Un ejemplo de esto ocurre en el Concepción post-terremoto, donde tras la emergencia, se dio rienda suelta a la construcción de edificios en altura de departamentos o de oficinas, se flexibilizó la inversión de tiendas de retail como los malls, aludiendo a una “necesaria” reactivación de la región cuando en rigor es una reactivación de inversiones privadas. Mientras tanto, se ejecuta una política de erradicación de las poblaciones “vulnerables” que viven cerca del centro histórico. Conocido es el caso de la población Aurora de Chile que tras el terremoto ha sido asediada por medios de comunicación, empresas y el mismo Estado para sacar a sus habitantes y ejecutar una serie de proyectos de “renovación urbana”, dando nuevos espacios para la especulación.
Estas formas ideológicas de producir el espacio por parte de las grandes empresas transnacionales en conjunto con una serie de instituciones asociadas es lo que el geógrafo brasileño Milton Santos denominó como “territorios corporativos”. Es decir, el territorio estaría siendo usado privilegiadamente para los intereses privados empresariales. Desde las grandes zonas agroindustriales en la comuna de La Ligua hasta los edificios inmobiliarios del centro de Santiago. Estos intereses corporativos están defendidos desde instituciones afines como el Fondo Monetario Internacional, el Banco Mundial o la Organización Mundial de Comercio, a escala planetaria, como también a escala nacional o local con organizaciones como la Cámara Chilena de la Construcción, de Comercio o las fundaciones que han creado las empresas mineras o energéticas. Más aún, la cientifización de las técnicas de producción del sistema neoliberal han permeado a alianzas con universidades a modo de mejorar su productividad pero también para hacer un lavado de cara y mejorar su imagen frente a las comunidades.
Estas primeras ideas de cómo se formula el capitalismo neoliberal en la producción del espacio que habitamos por supuesto que tienen una contra cara y una respuesta. Si bien, la pasividad en relación a las políticas territoriales creemos es fuerte aún, desde hace varios años que se están levantando movimientos sociales de base territorial que luchan en lo urbano y en lo rural por subvertir la mercantilización generalizada del espacio.
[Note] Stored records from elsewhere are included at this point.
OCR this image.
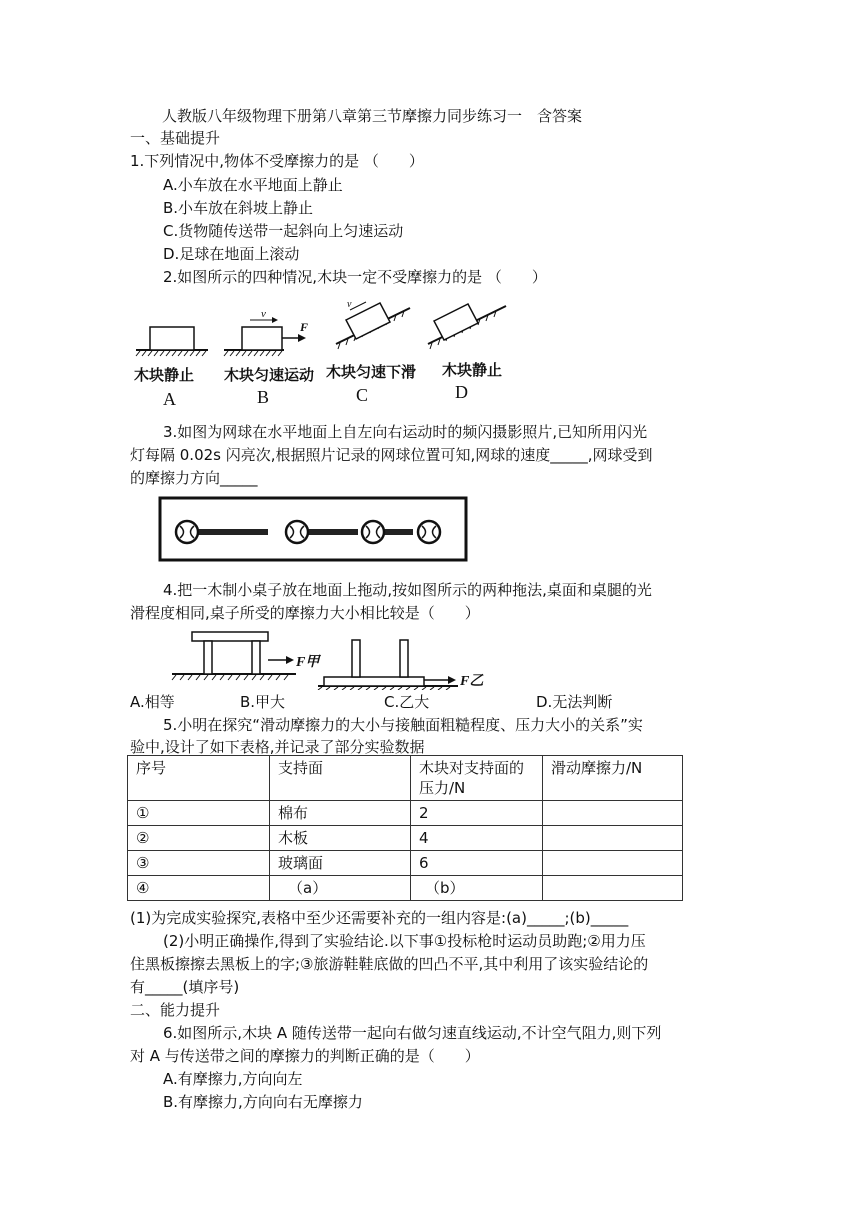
人教版八年级物理下册第八章第三节摩擦力同步练习一　含答案
一、基础提升
1.下列情况中,物体不受摩擦力的是 （　　）
A.小车放在水平地面上静止
B.小车放在斜坡上静止
C.货物随传送带一起斜向上匀速运动
D.足球在地面上滚动
2.如图所示的四种情况,木块一定不受摩擦力的是 （　　）
v
F
v
木块静止 木块匀速运动 木块匀速下滑 木块静止
A	B	C	D
3.如图为网球在水平地面上自左向右运动时的频闪摄影照片,已知所用闪光
灯每隔 0.02s 闪亮次,根据照片记录的网球位置可知,网球的速度_____,网球受到
的摩擦力方向_____
4.把一木制小桌子放在地面上拖动,按如图所示的两种拖法,桌面和桌腿的光
滑程度相同,桌子所受的摩擦力大小相比较是（　　）
F甲
F乙
A.相等	B.甲大	C.乙大	D.无法判断
5.小明在探究“滑动摩擦力的大小与接触面粗糙程度、压力大小的关系”实
验中,设计了如下表格,并记录了部分实验数据
序号	支持面	木块对支持面的压力/N	滑动摩擦力/N
①	棉布	2	
②	木板	4	
③	玻璃面	6	
④	（a）	（b）	
(1)为完成实验探究,表格中至少还需要补充的一组内容是:(a)_____;(b)_____
(2)小明正确操作,得到了实验结论.以下事①投标枪时运动员助跑;②用力压
住黑板擦擦去黑板上的字;③旅游鞋鞋底做的凹凸不平,其中利用了该实验结论的
有_____(填序号)
二、能力提升
6.如图所示,木块 A 随传送带一起向右做匀速直线运动,不计空气阻力,则下列
对 A 与传送带之间的摩擦力的判断正确的是（　　）
A.有摩擦力,方向向左
B.有摩擦力,方向向右无摩擦力
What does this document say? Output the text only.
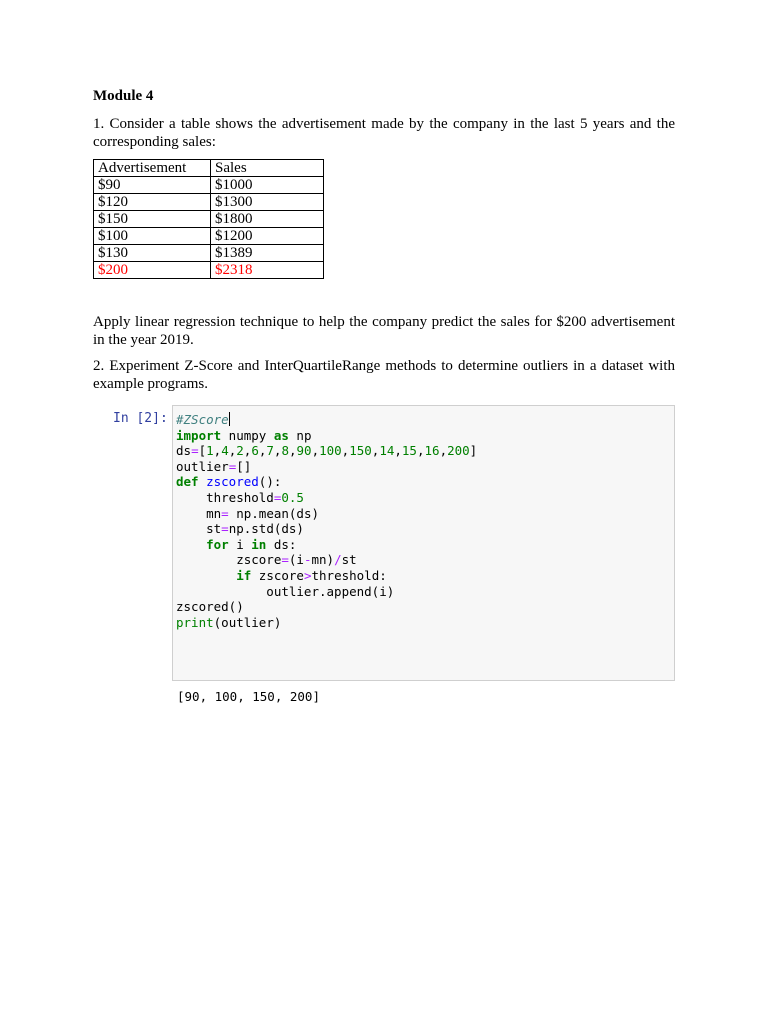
Module 4
1. Consider a table shows the advertisement made by the company in the last 5 years and the corresponding sales:
Advertisement	Sales
$90	$1000
$120	$1300
$150	$1800
$100	$1200
$130	$1389
$200	$2318
Apply linear regression technique to help the company predict the sales for $200 advertisement in the year 2019.
2. Experiment Z-Score and InterQuartileRange methods to determine outliers in a dataset with example programs.
In [2]: #ZScore
import numpy as np
ds=[1,4,2,6,7,8,90,100,150,14,15,16,200]
outlier=[]
def zscored():
threshold=0.5
mn= np.mean(ds)
st=np.std(ds)
for i in ds:
zscore=(i-mn)/st
if zscore>threshold:
outlier.append(i)
zscored()
print(outlier)
[90, 100, 150, 200]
Luchas por la vivienda, por la ciudad, por la agricultura no industrial, por la protección de los recursos naturales, por la identidad territorial de las comunidades o incluso por la autonomía territorial como lo hace el pueblo Mapuche. Sin duda que falta análisis y abarcar también las resistencias, pero por extensión, lo dejaremos para otra oportunidad. Por mientras, a seguir imaginando y reflexionando nuevas formas de entender y construir colectivamente el espacio que habitamos.
*Agradezco a Nicolás Salazar y a Camila Barraza por sus comentarios y aportes al escrito.